MARCEL VON AULOCK: In the end we make the majority of our money from casino, largely because we outsource a lot of the tenanting. So where the restaurants are and so on are very often a retail type operation for us, we take a rental in for that. The point of running things like the theatre, the Phantom of the Opera is running at the moment, it’s been enormously successful for us, is that our casinos are a local market type casino. So the majority of our visitors come from a 20, 25 kilometre radius. That casino has been there for ten, 12 years now nearly, if you don’t continually change the entertainment offering, people won’t come back. You’ve got to upgrade the restaurants, you’ve got to keep the entertainment factor going. The cinemas are enormously successful and that’s an industry that’s suffering generally in the country but we find the cinemas at our complexes are trading well because we keep the product offering good, you’ve got access to parking, it’s safe. We have to keep that broader entertainment offering because otherwise a casino just becomes a box.

ALEC HOGG: But those events that you bring there, do you subsidise them? Do they make money?

MARCEL VON AULOCK: Most of them we make money out of. So the theatre, for example, of its own right probably loses cash. It wouldn’t justify the R100m we spent to build the theatre. Where we make money is we co-invest in the shows with the producers, so we own 25% of Lion King, we own 25% of Phantom, along with Pieter Toerien and his partners. We’ve made very good money out of co-investing with the shows and it incentivises both us and the producer to get the show right and make sure that we never have dark time in the theatre.

ALEC HOGG: It’s an interesting business model and an interesting business as we’ve discussed today but looking ahead for investors in the next financial year, what can they look forward to?

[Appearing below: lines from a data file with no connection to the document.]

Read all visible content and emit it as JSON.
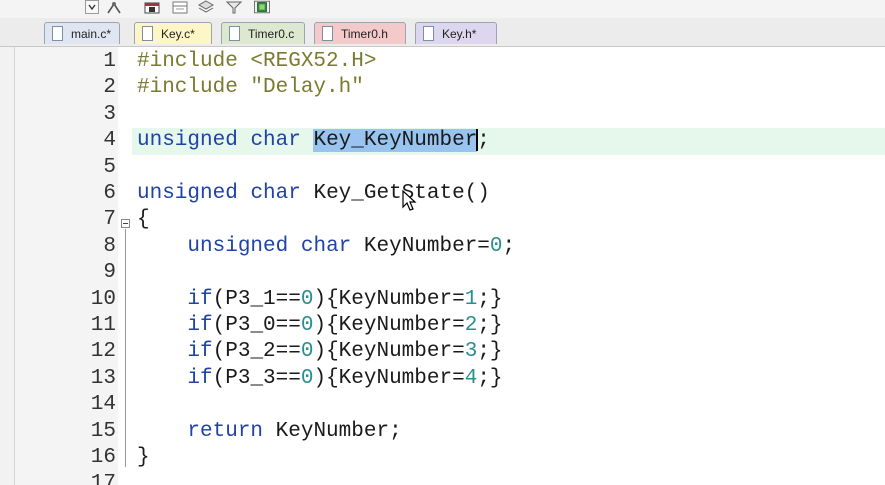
{
  "toolbar": {
    "icons": [
      "dropdown-icon",
      "build-icon",
      "sheet-icon",
      "window-icon",
      "layers-icon",
      "filter-icon",
      "chip-icon"
    ]
  },
  "tabs": [
    {
      "label": "main.c*",
      "color": "#dfe6f2",
      "active": false
    },
    {
      "label": "Key.c*",
      "color": "#fff6c8",
      "active": true
    },
    {
      "label": "Timer0.c",
      "color": "#dce9cf",
      "active": false
    },
    {
      "label": "Timer0.h",
      "color": "#f3c9c9",
      "active": false
    },
    {
      "label": "Key.h*",
      "color": "#dcd7ef",
      "active": false
    }
  ],
  "editor": {
    "highlight_line": 4,
    "selected_text": "Key_KeyNumber",
    "lines": [
      {
        "n": "1",
        "code": "#include <REGX52.H>"
      },
      {
        "n": "2",
        "code": "#include \"Delay.h\""
      },
      {
        "n": "3",
        "code": ""
      },
      {
        "n": "4",
        "code": "unsigned char Key_KeyNumber;"
      },
      {
        "n": "5",
        "code": ""
      },
      {
        "n": "6",
        "code": "unsigned char Key_GetState()"
      },
      {
        "n": "7",
        "code": "{"
      },
      {
        "n": "8",
        "code": "    unsigned char KeyNumber=0;"
      },
      {
        "n": "9",
        "code": ""
      },
      {
        "n": "10",
        "code": "    if(P3_1==0){KeyNumber=1;}"
      },
      {
        "n": "11",
        "code": "    if(P3_0==0){KeyNumber=2;}"
      },
      {
        "n": "12",
        "code": "    if(P3_2==0){KeyNumber=3;}"
      },
      {
        "n": "13",
        "code": "    if(P3_3==0){KeyNumber=4;}"
      },
      {
        "n": "14",
        "code": ""
      },
      {
        "n": "15",
        "code": "    return KeyNumber;"
      },
      {
        "n": "16",
        "code": "}"
      },
      {
        "n": "17",
        "code": ""
      }
    ]
  }
}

MARCEL VON AULOCK: Our business has got two key aspects that we rely on, we rely on the corporate market in hotels and the consumer market in gaming. Both of those have shown accelerated growth in the last six months, if that continues we’re in a great position. We’ve got debt of around R3bn and EBITDA of R3.5bn, so our debt to EBITDA ratio is a very conservative 1.3. So we’ve got capacity to invest, we’ve upped our dividend by 20% this year to 60c a share. So we’re producing a lot of cash and we’ve got a lot of opportunities to invest. The part we can’t guarantee is the economy, if the consumer experiences another crunch or corporates have another crisis it will affect us because we have a largely fixed cost base. But the minute we can grow revenues just marginally above inflation, which is what our costs are running at, our flow through is absolutely enormous.

ALEC HOGG: Marcel von Aulock is the chief executive of Tsogo Sun.